L'Amérique latine espère trouver un véritable interlocuteur en Obama

CARACAS (AFP) — La victoire présidentielle du démocrate américain Barack Obama fait naître l'espoir en Amérique latine de relations apaisées avec le puissant voisin du nord, alors que le sentiment anti-américain s'y est accentué face à l'unilatéralisme de l'administration de George W. Bush.

Lors de sa campagne électorale, Obama avait affiché sa volonté de réviser les relations de son pays avec l'Amérique latine.

Le nouveau maître des Etats-Unis va en effet se trouver d'emblée confronté à un délicat contexte de tensions qui s'étaient accrues récemment entre l'administration Bush et une Amérique latine aux gouvernements majoritairement de gauche.

Il s'agira pour lui de gérer une crise diplomatique en cours avec le Venezuela et la Bolivie, une hostilité grandissante du côté de l'Equateur et du Nicaragua, et la question de l'embargo que les administrations américaines successives ont imposé à Cuba depuis 1962.

D'autant que tous ces pays ont en outre largement favorisé ces derniers temps une coopération en matière énergétique et militaire avec la Russie, l'Iran et la Chine et semblent enclins à l'accentuer davantage.

Au premier rang du clan des "anti-impérialistes", Obama va trouver le bouillant Vénézuélien Hugo Chavez, bête noire de l'administration précédente. "Nous voulons un président des Etats-Unis avec lequel on peut parler (...) nous n'aspirons qu'à une seule chose, qu'ils nous respectent (...) nous voulons considérer les Etats-Unis comme un peuple frère et ses entrepreneurs comme des partenaires", déclarait peu avant les élections américaines le chef d'Etat vénézuélien.

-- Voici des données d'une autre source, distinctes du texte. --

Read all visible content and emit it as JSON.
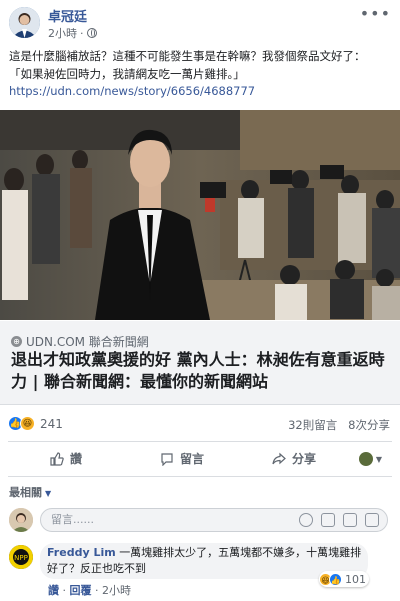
{
  "post": {
    "author": "卓冠廷",
    "time": "2小時",
    "more": "•••",
    "text_line1": "這是什麼腦補放話？這種不可能發生事是在幹嘛？我發個祭品文好了：",
    "text_line2": "「如果昶佐回時力，我請網友吃一萬片雞排。」",
    "link": "https://udn.com/news/story/6656/4688777"
  },
  "link_preview": {
    "source": "UDN.COM 聯合新聞網",
    "title": "退出才知政黨奧援的好 黨內人士：林昶佐有意重返時力 | 聯合新聞網：最懂你的新聞網站"
  },
  "stats": {
    "reaction_count": "241",
    "comments": "32則留言",
    "shares": "8次分享"
  },
  "actions": {
    "like": "讚",
    "comment": "留言",
    "share": "分享"
  },
  "comments_section": {
    "sort_label": "最相關",
    "input_placeholder": "留言......"
  },
  "top_comment": {
    "author": "Freddy Lim",
    "text": "一萬塊雞排太少了，五萬塊都不嫌多，十萬塊雞排好了？反正也吃不到",
    "reactions": "101",
    "like": "讚",
    "reply": "回覆",
    "time": "2小時"
  },
  "colors": {
    "link_blue": "#385898",
    "meta_gray": "#606770",
    "like_blue": "#1877f2",
    "haha_yellow": "#f7b125"
  }
}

Selon Pablo Kornblum, professeur d'Economie internationale à l'Université argentine John F. Kennedy, "fort d'une vision plus progressiste et conciliatrice, Obama tentera de conclure des accords économiques consensuels et une amélioration générale en termes diplomatiques".

L'Amérique latine que va découvrir Obama connaît un processus de changements dans le cadre d'initiatives d'intégration telles que l'Union des Nations sud-américaines (Unasur) que les Etats-Unis ne sauraient ignorer, relèvent en outre les experts de la région. Avec Obama, "l'époque de l'intervention et de l'agression des Etats-Unis est révolue", estime Omar Galindez, professeur à l'Ecole des Hautes études diplomatiques Pedro Gual du Venezuela.

L'avènement d'Obama pourrait être l'occasion de réexaminer les accords commerciaux et les relations diplomatiques sur de nouvelles bases, selon les analystes sud-américains.

A Cuba, la victoire d'Obama porte l'espoir d'un assouplissement de l'embargo, voire de "relations normales et respectueuses", estime le ministre cubain des Relations extérieures, Felipe Perez Roque.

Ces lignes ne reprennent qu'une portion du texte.